His brow narrowed. He didn’t know all the details she was telling him, but followed the line of thought well enough. “Well, then, what are you saying, Miss Smoak?”
She looked away. Regarded something at the far edge of the park.
“I’m saying,” she breathed, “I’ve never seen this before. I don’t know what to tell you. If someone told me what I’m telling you now, I wouldn’t believe them.”
Erlon, too, turned away. Studied the rough wood grain of the bench with detached curiosity. He honestly didn’t know what to say.
* * *
The rest of his day was quiet, uneventful. After work he read the day’s paper, trimmed the star jasmine from the trellis in front of his house and around the mailbox, and ate the fried fish his wife made for dinner.
Anette said little as they ate, but Erlon could tell that she was watching him, considering. He wondered if she knew something felt off. If she noticed he was more taciturn than usual. If so, she didn’t remark on it. He felt grateful for that. They had been married long enough that she knew to let him work things out on his own time, and he would tell her about it once he had.
He tried to ignore it, but Erlon could sense something new opening up inside him. He didn’t want it to be there; it wasn’t what he would call comfortable, and that scared him a little. For years—decades perhaps—his life had been a comfortable one, bound by the rhythms of work, home, love, place, family, and food. Now there was something new. A fissure. An awareness, maybe, of some irritant in his mind, an oyster’s grain of sand. A dissatisfaction he couldn’t put his finger on. He found himself watching his own thoughts, as if he couldn’t quite trust them, couldn’t fully believe in their own reality, their own trustworthiness.
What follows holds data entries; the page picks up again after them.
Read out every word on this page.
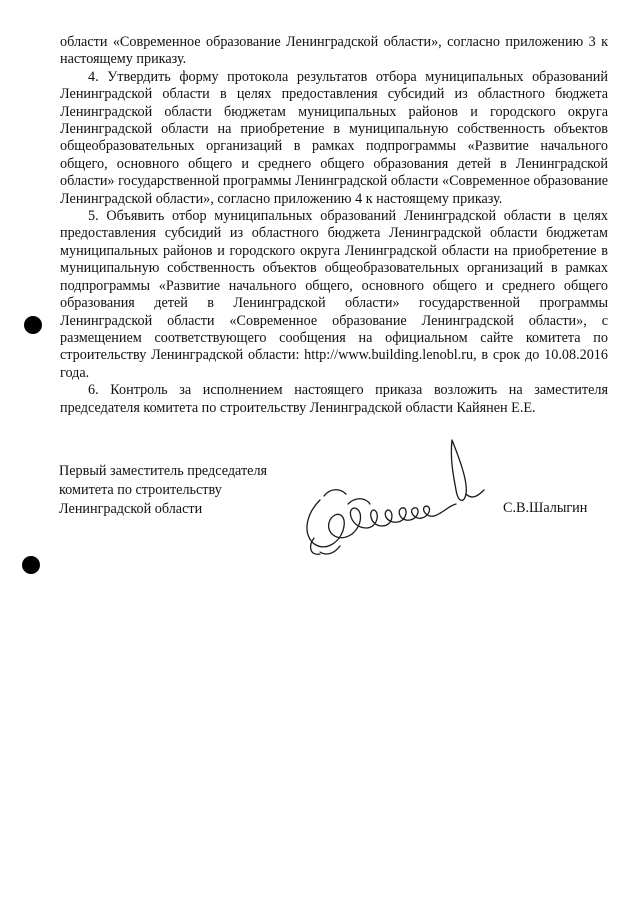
области «Современное образование Ленинградской области», согласно приложению 3 к настоящему приказу.

4. Утвердить форму протокола результатов отбора муниципальных образований Ленинградской области в целях предоставления субсидий из областного бюджета Ленинградской области бюджетам муниципальных районов и городского округа Ленинградской области на приобретение в муниципальную собственность объектов общеобразовательных организаций в рамках подпрограммы «Развитие начального общего, основного общего и среднего общего образования детей в Ленинградской области» государственной программы Ленинградской области «Современное образование Ленинградской области», согласно приложению 4 к настоящему приказу.

5. Объявить отбор муниципальных образований Ленинградской области в целях предоставления субсидий из областного бюджета Ленинградской области бюджетам муниципальных районов и городского округа Ленинградской области на приобретение в муниципальную собственность объектов общеобразовательных организаций в рамках подпрограммы «Развитие начального общего, основного общего и среднего общего образования детей в Ленинградской области» государственной программы Ленинградской области «Современное образование Ленинградской области», с размещением соответствующего сообщения на официальном сайте комитета по строительству Ленинградской области: http://www.building.lenobl.ru, в срок до 10.08.2016 года.

6. Контроль за исполнением настоящего приказа возложить на заместителя председателя комитета по строительству Ленинградской области Кайянен Е.Е.

Первый заместитель председателя
комитета по строительству
Ленинградской области	С.В.Шалыгин
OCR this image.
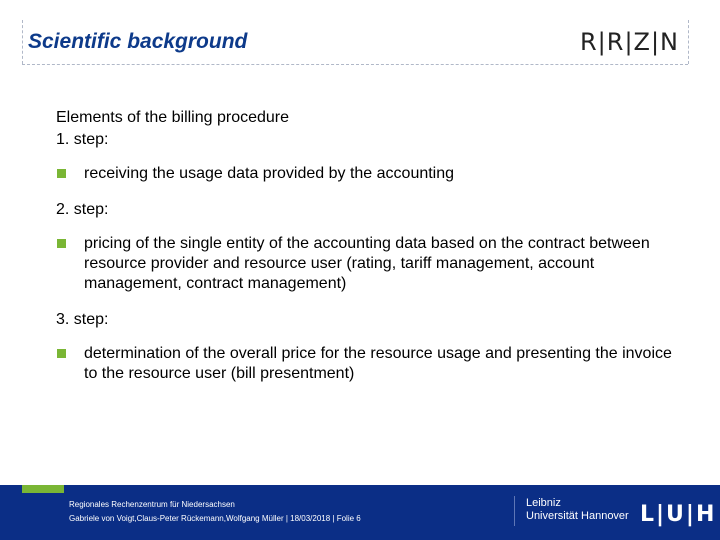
Scientific background	R|R|Z|N

Elements of the billing procedure

1. step:

receiving the usage data provided by the accounting

2. step:

pricing of the single entity of the accounting data based on the contract between resource provider and resource user (rating, tariff management, account management, contract management)

3. step:

determination of the overall price for the resource usage and presenting the invoice to the resource user (bill presentment)
Regionales Rechenzentrum für Niedersachsen
Gabriele von Voigt,Claus-Peter Rückemann,Wolfgang Müller | 18/03/2018 | Folie 6
Leibniz
Universität Hannover L|U|H
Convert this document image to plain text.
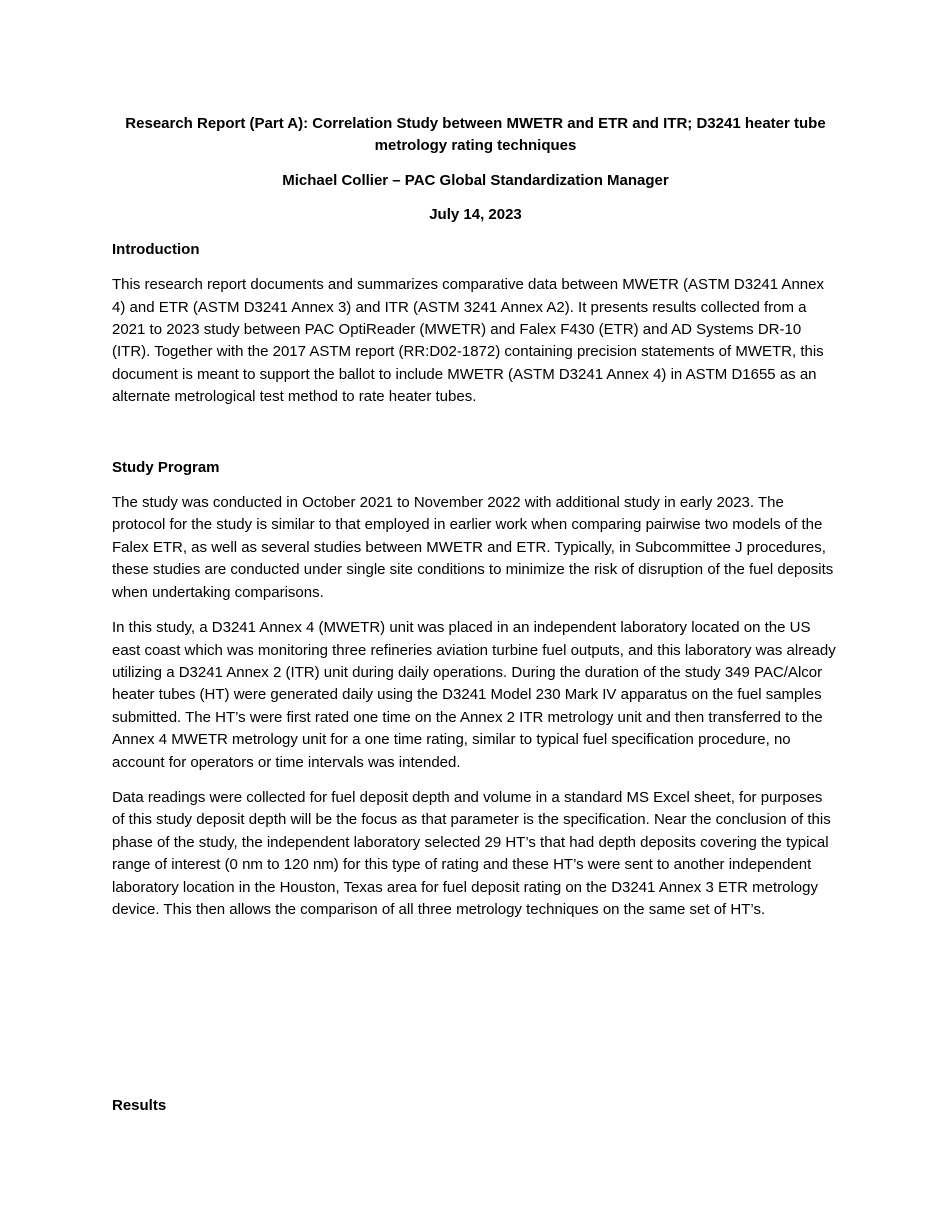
Research Report (Part A): Correlation Study between MWETR and ETR and ITR; D3241 heater tube metrology rating techniques
Michael Collier – PAC Global Standardization Manager
July 14, 2023
Introduction

This research report documents and summarizes comparative data between MWETR (ASTM D3241 Annex 4) and ETR (ASTM D3241 Annex 3) and ITR (ASTM 3241 Annex A2). It presents results collected from a 2021 to 2023 study between PAC OptiReader (MWETR) and Falex F430 (ETR) and AD Systems DR-10 (ITR). Together with the 2017 ASTM report (RR:D02-1872) containing precision statements of MWETR, this document is meant to support the ballot to include MWETR (ASTM D3241 Annex 4) in ASTM D1655 as an alternate metrological test method to rate heater tubes.

Study Program

The study was conducted in October 2021 to November 2022 with additional study in early 2023. The protocol for the study is similar to that employed in earlier work when comparing pairwise two models of the Falex ETR, as well as several studies between MWETR and ETR. Typically, in Subcommittee J procedures, these studies are conducted under single site conditions to minimize the risk of disruption of the fuel deposits when undertaking comparisons.

In this study, a D3241 Annex 4 (MWETR) unit was placed in an independent laboratory located on the US east coast which was monitoring three refineries aviation turbine fuel outputs, and this laboratory was already utilizing a D3241 Annex 2 (ITR) unit during daily operations. During the duration of the study 349 PAC/Alcor heater tubes (HT) were generated daily using the D3241 Model 230 Mark IV apparatus on the fuel samples submitted. The HT’s were first rated one time on the Annex 2 ITR metrology unit and then transferred to the Annex 4 MWETR metrology unit for a one time rating, similar to typical fuel specification procedure, no account for operators or time intervals was intended.

Data readings were collected for fuel deposit depth and volume in a standard MS Excel sheet, for purposes of this study deposit depth will be the focus as that parameter is the specification. Near the conclusion of this phase of the study, the independent laboratory selected 29 HT’s that had depth deposits covering the typical range of interest (0 nm to 120 nm) for this type of rating and these HT’s were sent to another independent laboratory location in the Houston, Texas area for fuel deposit rating on the D3241 Annex 3 ETR metrology device. This then allows the comparison of all three metrology techniques on the same set of HT’s.

Results
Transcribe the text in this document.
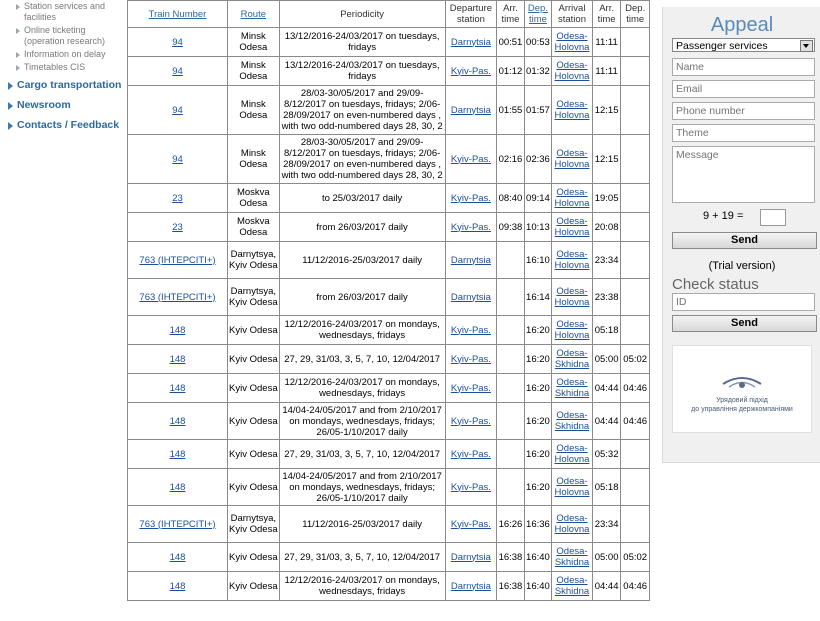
Station services and facilities
Online ticketing (operation research)
Information on delay
Timetables CIS
Cargo transportation
Newsroom
Contacts / Feedback
Train Number	Route	Periodicity	Departure station	Arr. time	Dep. time	Arrival station	Arr. time	Dep. time
94	Minsk Odesa	13/12/2016-24/03/2017 on tuesdays, fridays	Darnytsia	00:51	00:53	Odesa-Holovna	11:11	
94	Minsk Odesa	13/12/2016-24/03/2017 on tuesdays, fridays	Kyiv-Pas.	01:12	01:32	Odesa-Holovna	11:11	
94	Minsk Odesa	28/03-30/05/2017 and 29/09-8/12/2017 on tuesdays, fridays; 2/06-28/09/2017 on even-numbered days , with two odd-numbered days 28, 30, 2	Darnytsia	01:55	01:57	Odesa-Holovna	12:15	
94	Minsk Odesa	28/03-30/05/2017 and 29/09-8/12/2017 on tuesdays, fridays; 2/06-28/09/2017 on even-numbered days , with two odd-numbered days 28, 30, 2	Kyiv-Pas.	02:16	02:36	Odesa-Holovna	12:15	
23	Moskva Odesa	to 25/03/2017 daily	Kyiv-Pas.	08:40	09:14	Odesa-Holovna	19:05	
23	Moskva Odesa	from 26/03/2017 daily	Kyiv-Pas.	09:38	10:13	Odesa-Holovna	20:08	
763 (ІНТЕРСІТІ+)	Darnytsya, Kyiv Odesa	11/12/2016-25/03/2017 daily	Darnytsia		16:10	Odesa-Holovna	23:34	
763 (ІНТЕРСІТІ+)	Darnytsya, Kyiv Odesa	from 26/03/2017 daily	Darnytsia		16:14	Odesa-Holovna	23:38	
148	Kyiv Odesa	12/12/2016-24/03/2017 on mondays, wednesdays, fridays	Kyiv-Pas.		16:20	Odesa-Holovna	05:18	
148	Kyiv Odesa	27, 29, 31/03, 3, 5, 7, 10, 12/04/2017	Kyiv-Pas.		16:20	Odesa-Skhidna	05:00	05:02
148	Kyiv Odesa	12/12/2016-24/03/2017 on mondays, wednesdays, fridays	Kyiv-Pas.		16:20	Odesa-Skhidna	04:44	04:46
148	Kyiv Odesa	14/04-24/05/2017 and from 2/10/2017 on mondays, wednesdays, fridays; 26/05-1/10/2017 daily	Kyiv-Pas.		16:20	Odesa-Skhidna	04:44	04:46
148	Kyiv Odesa	27, 29, 31/03, 3, 5, 7, 10, 12/04/2017	Kyiv-Pas.		16:20	Odesa-Holovna	05:32	
148	Kyiv Odesa	14/04-24/05/2017 and from 2/10/2017 on mondays, wednesdays, fridays; 26/05-1/10/2017 daily	Kyiv-Pas.		16:20	Odesa-Holovna	05:18	
763 (ІНТЕРСІТІ+)	Darnytsya, Kyiv Odesa	11/12/2016-25/03/2017 daily	Kyiv-Pas.	16:26	16:36	Odesa-Holovna	23:34	
148	Kyiv Odesa	27, 29, 31/03, 3, 5, 7, 10, 12/04/2017	Darnytsia	16:38	16:40	Odesa-Skhidna	05:00	05:02
148	Kyiv Odesa	12/12/2016-24/03/2017 on mondays, wednesdays, fridays	Darnytsia	16:38	16:40	Odesa-Skhidna	04:44	04:46
Appeal
Passenger services
Name
Email
Phone number
Theme
Message
9 + 19 =
Send
(Trial version)
Check status
ID
Send
Урядовий підхід
до управління держкомпаніями
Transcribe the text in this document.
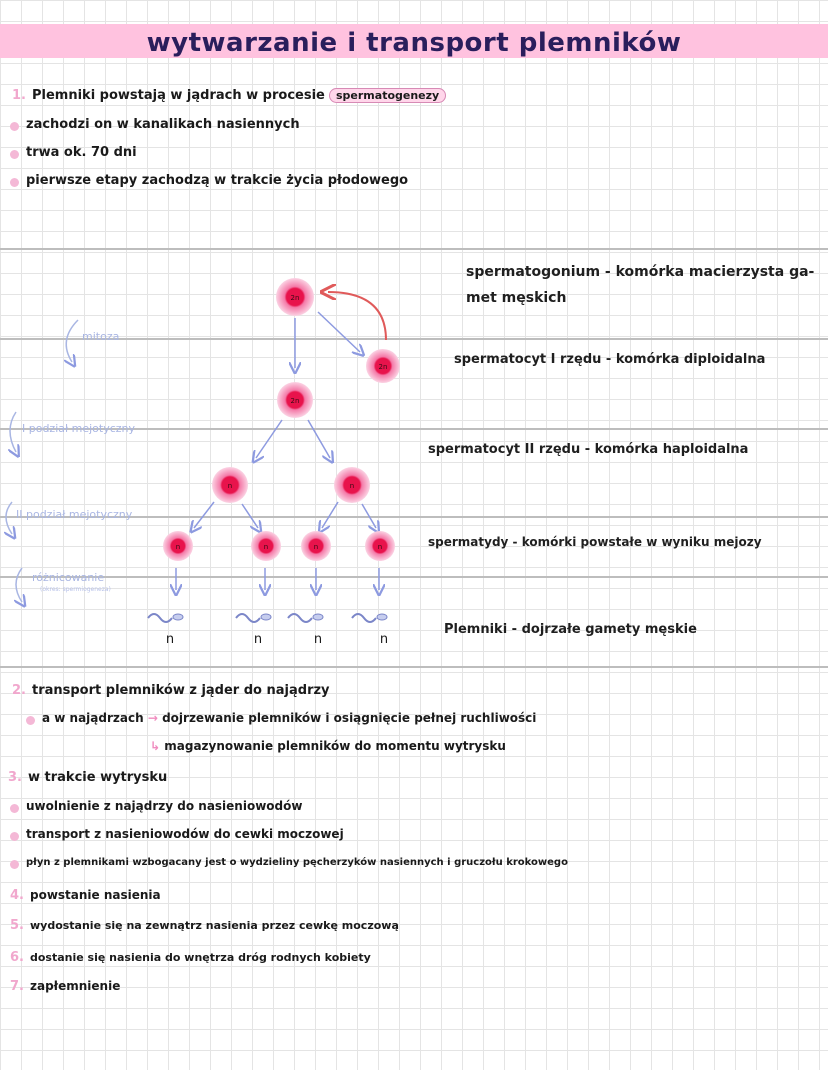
wytwarzanie i transport plemników
1. Plemniki powstają w jądrach w procesie spermatogenezy
zachodzi on w kanalikach nasiennych
trwa ok. 70 dni
pierwsze etapy zachodzą w trakcie życia płodowego
2n
2n
2n
n	n
n	n	n	n
n	n	n	n
mitoza
I podział mejotyczny
II podział mejotyczny
różnicowanie
(okres: spermiogeneza)
spermatogonium - komórka macierzysta ga-
met męskich
spermatocyt I rzędu - komórka diploidalna
spermatocyt II rzędu - komórka haploidalna
spermatydy - komórki powstałe w wyniku mejozy
Plemniki - dojrzałe gamety męskie
2. transport plemników z jąder do najądrzy
a w najądrzach → dojrzewanie plemników i osiągnięcie pełnej ruchliwości
↳ magazynowanie plemników do momentu wytrysku
3. w trakcie wytrysku
uwolnienie z najądrzy do nasieniowodów
transport z nasieniowodów do cewki moczowej
płyn z plemnikami wzbogacany jest o wydzieliny pęcherzyków nasiennych i gruczołu krokowego
4. powstanie nasienia
5. wydostanie się na zewnątrz nasienia przez cewkę moczową
6. dostanie się nasienia do wnętrza dróg rodnych kobiety
7. zapłemnienie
What did it mean, this missing pixel, as Devin had called it. What was the real meaning of a pixel, and what did it mean for one to be missing?
He tried, too, not to think what Devin hadn’t said. That the problem wasn’t with her camera (she’d tried three different ones, after all), nor with the computer screen (it persisted no matter the device), but with him.
“You doing okay, baby?” Netty offered a blanket as he sat drinking his evening coffee, holding a book he couldn’t quite focus on. He smiled, waved the blanket away, and said. “Yeah, I’ll be all right. You going on to bed?”
“In a minute. Can you do that thing with my forehead?”
“You know it.” He smiled, removing his glasses.
That night Erlon dreamed, for the first time, of the three trees.